Of course, one could also see this as an example of constrained model fitting: we could see $M_1$ as containing the same predictors as $M_2$, but with the parameter estimates of the additional predictors constrained to be zero.
Your use case is different, even if it is also a case of constrained parameter estimates. I don't know whether ANOVA would be valid here. (You could run a few simulations.)
I would recommend an approach using cross-validation (CV) and scoring-rules as follows. For each of the $k$ folds of your CV:
- Fit both negative binomial (NB) regression models to the in-sample data.
- Predict conditional NB distributions for your out-of-sample data.
- Assess the quality of these conditional distributions for the holdout using proper scoring rules. If you want to use the Brier or the spherical score, you will need to calculate the sum of squared NB probability masses; see here on how to do this.
Repeat this process $k$ times and average the scores.

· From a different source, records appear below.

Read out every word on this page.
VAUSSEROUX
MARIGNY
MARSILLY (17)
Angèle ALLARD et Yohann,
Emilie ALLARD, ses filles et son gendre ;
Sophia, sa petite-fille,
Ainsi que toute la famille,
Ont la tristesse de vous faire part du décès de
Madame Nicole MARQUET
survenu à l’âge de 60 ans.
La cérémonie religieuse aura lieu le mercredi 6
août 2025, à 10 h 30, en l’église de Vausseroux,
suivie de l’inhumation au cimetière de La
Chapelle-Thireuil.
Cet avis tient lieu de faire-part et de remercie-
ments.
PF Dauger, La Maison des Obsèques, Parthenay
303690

Go with the model that yields the smallest score.
A few points to keep in mind:
- I'd recommend running the entire CV multiple times with different seeds for the random number generator. See how consistently one model outperforms the other in terms of the score.
- Similarly, use multiple different scores to see how robust your results are. The Brier, spherical and logarithmic scores are probably the most common ones. Merkle & Steyvers (2013, Decision Analysis) may be helpful.
- The approach above does not consider parameter estimation uncertainty - strictly speaking, the predictions should not use the NB distribution, but an (even) more overdispersed one to account for this. Compare how we use the $t$ distribution for predicting in an OLS context, even if we assume normally distributed residuals. If you want to get fancy, you could bootstrap within each CV fold to account for this uncertainty, but I don't know whether this is worth the additional effort.